Laureato in Legge, dopo l’apprendistato nelle agenzie delle major americane Grimaldi, sulla scia di uomini coraggiosi come Ponti, De Laurentiis, Lombardo, Cristaldi, Bini, nel ’62 fonda la PEA, debuttando in sordina: due anni dopo sfonda il box office con «Per un pugno di dollari» con la stratosferica cifra di un miliardo e 890 milioni (terzo assoluto per spettatori, 14 milioni 797.275). Inevitabile che insista con Leone e gli spaghetti western («Per qualche dollaro in più», «Il buono, il brutto e il cattivo») ed è con il cinema nazional popolare che finanzia le opere di autori come Fellini (i travagliati «Satyricon» e «Casanova», poi «Ginger e Fred»), Petri, Pontecorvo, Rosi.

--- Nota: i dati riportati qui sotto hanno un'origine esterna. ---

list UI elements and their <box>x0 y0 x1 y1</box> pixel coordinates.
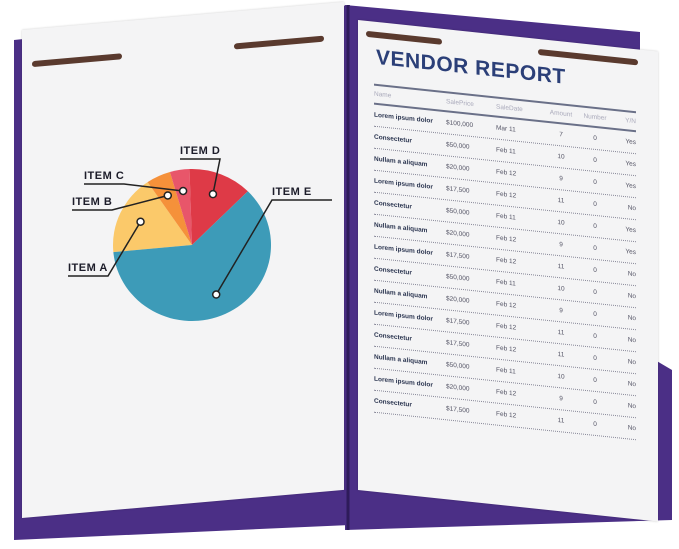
pie-slice <box>189 169 248 245</box>
pie-slice <box>147 172 192 245</box>
pie-slice <box>113 191 271 321</box>
pie-label: ITEM D <box>180 145 221 157</box>
leader-line <box>215 199 332 295</box>
pie-label: ITEM B <box>72 196 113 208</box>
label-dot <box>136 217 145 226</box>
leader-line <box>72 194 168 211</box>
label-dot <box>178 186 188 196</box>
leader-line <box>84 183 184 192</box>
label-dot <box>163 191 173 200</box>
pie-label: ITEM C <box>84 170 125 182</box>
label-dot <box>208 189 218 199</box>
label-dot <box>211 290 221 299</box>
pie-label: ITEM E <box>272 186 312 198</box>
leader-line <box>180 158 221 195</box>
leader-line <box>68 221 142 277</box>
pie-slice <box>169 169 192 245</box>
pie-label: ITEM A <box>68 262 108 274</box>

Ma è con la scossa tellurica di «Ultimo tango» che nel ‘72 totalizza in egual misura incassi e processi. Il discusso capolavoro di Bertolucci è nella storia il più perseguitato e l’unico condannato metaforicamente al rogo, oltre ad aver fatto perdere al regista i diritti civili, prima di essere dopo anni assolto. Rimane una tappa del cinema e del costume, un grande assolo sulla solitudine, con un Marlon Brando che passa alla storia e alcune scene tra le più chiacchierate del comune senso del pudore: incasso di quasi 6 miliardi solo in Italia, secondo in assoluto per spettatori, 15 milioni 623.773.
Grande epopea sarà «Novecento», il Bertolucci padano, anch’esso con problemi di censura e sequestro nella prima parte (ma il caso fu risolto in 5 giorni). Era un periodo in cui la magistratura teneva d’occhio il miglior cinema italiano, partendo da Visconti e Antonioni, quello che saltava gli ostacoli della retorica perbenista e ogni residuo di ipocrisia.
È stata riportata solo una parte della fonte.